I'm assuming that the unit of analysis is the project. Why is it the project, because if it's the project is there a problem with the project? Is there a problem with IT projects in the public sector? And if there is a problem why does engagement have anything to do with the problem?
  • The NAO report (NAO, 2006) assumes that engagement is a good thing.
  • I'm assuming engagement is a process.
  • I'm assuming engagement is not a widely recognised management construct.
  • I am assuming one kind of engagement exists. Or does it vary depending on something? What? Perhaps it's its quality that varies. I note that the quality of engagement requires: reciprocity, shared decision making, a high level of interest, and is action for something worth doing.
But some studies measure engagement, such as the IES. Though I don't have free access to its reports its summary defines engagement:
"a positive attitude held by the employee towards the organization and its values"

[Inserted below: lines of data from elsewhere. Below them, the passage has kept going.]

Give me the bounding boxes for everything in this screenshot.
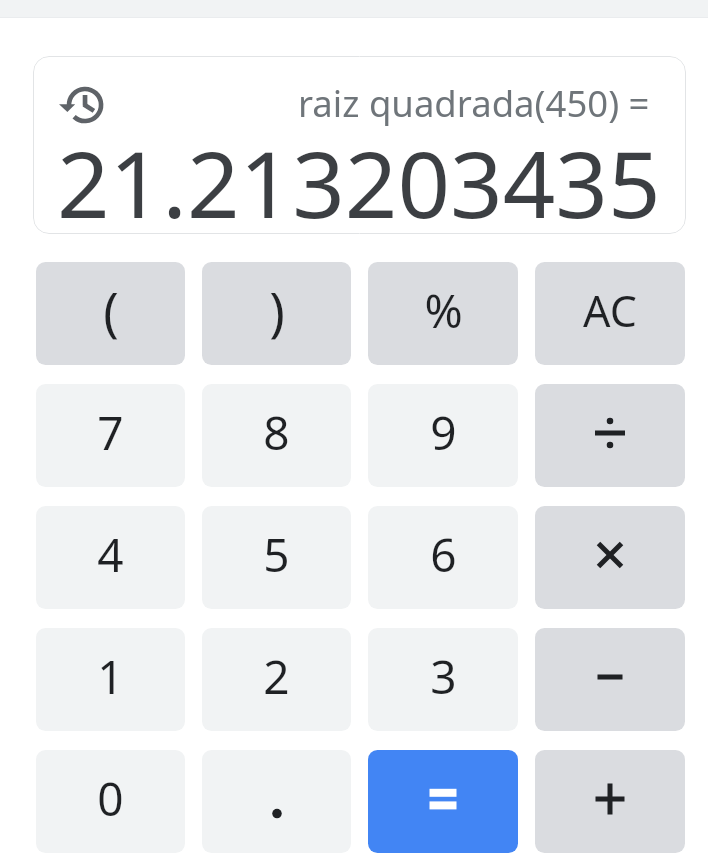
staticText: ): [269, 275, 285, 346]
button[interactable]: Equals: [368, 750, 518, 853]
staticText: 3: [430, 645, 457, 708]
button[interactable]: 3: [368, 628, 518, 731]
button[interactable]: Multiply: [535, 506, 685, 609]
button[interactable]: History: [56, 79, 108, 131]
button[interactable]: 9: [368, 384, 518, 487]
button[interactable]: %: [368, 262, 518, 365]
button[interactable]: Add: [535, 750, 685, 853]
button[interactable]: 8: [202, 384, 351, 487]
staticText: 9: [430, 401, 457, 464]
staticText: 6: [430, 523, 457, 586]
button[interactable]: 5: [202, 506, 351, 609]
button[interactable]: Divide: [535, 384, 685, 487]
button[interactable]: 4: [36, 506, 185, 609]
button[interactable]: 1: [36, 628, 185, 731]
button[interactable]: AC: [535, 262, 685, 365]
staticText: AC: [583, 281, 637, 340]
staticText: %: [424, 279, 463, 342]
staticText: raiz quadrada(450) =: [298, 78, 650, 128]
staticText: 8: [263, 401, 290, 464]
staticText: 4: [97, 523, 124, 586]
button[interactable]: ): [202, 262, 351, 365]
button[interactable]: Decimal point: [202, 750, 351, 853]
button[interactable]: (: [36, 262, 185, 365]
button[interactable]: 2: [202, 628, 351, 731]
button[interactable]: 0: [36, 750, 185, 853]
staticText: (: [103, 275, 119, 346]
button[interactable]: 6: [368, 506, 518, 609]
staticText: 5: [263, 523, 290, 586]
staticText: 0: [97, 767, 124, 830]
staticText: 1: [97, 645, 124, 708]
staticText: 2: [263, 645, 290, 708]
staticText: 21.213203435: [57, 120, 661, 234]
button[interactable]: Subtract: [535, 628, 685, 731]
button[interactable]: 7: [36, 384, 185, 487]
staticText: 7: [97, 401, 124, 464]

I'm not sure that the NAO writers meant the same thing. The IES survey used a diagnostic tool that ranged from training & development to job satisfaction, which to me sounds like motivation and motivating factors {Marcum, 1999}, so something other than engagment. And I don't think the NAO would measure its senior responsible owners engagement on the same characteristics as the IES uses.


NAO (2006) Central Government's use of consultants: Building client and consultant commitment National Audit Office
Marcum, J. W. (1999) 'Out With Motivation, in With Engagement', National Productivity Review (Wiley), 18 (4), pp. 43-46.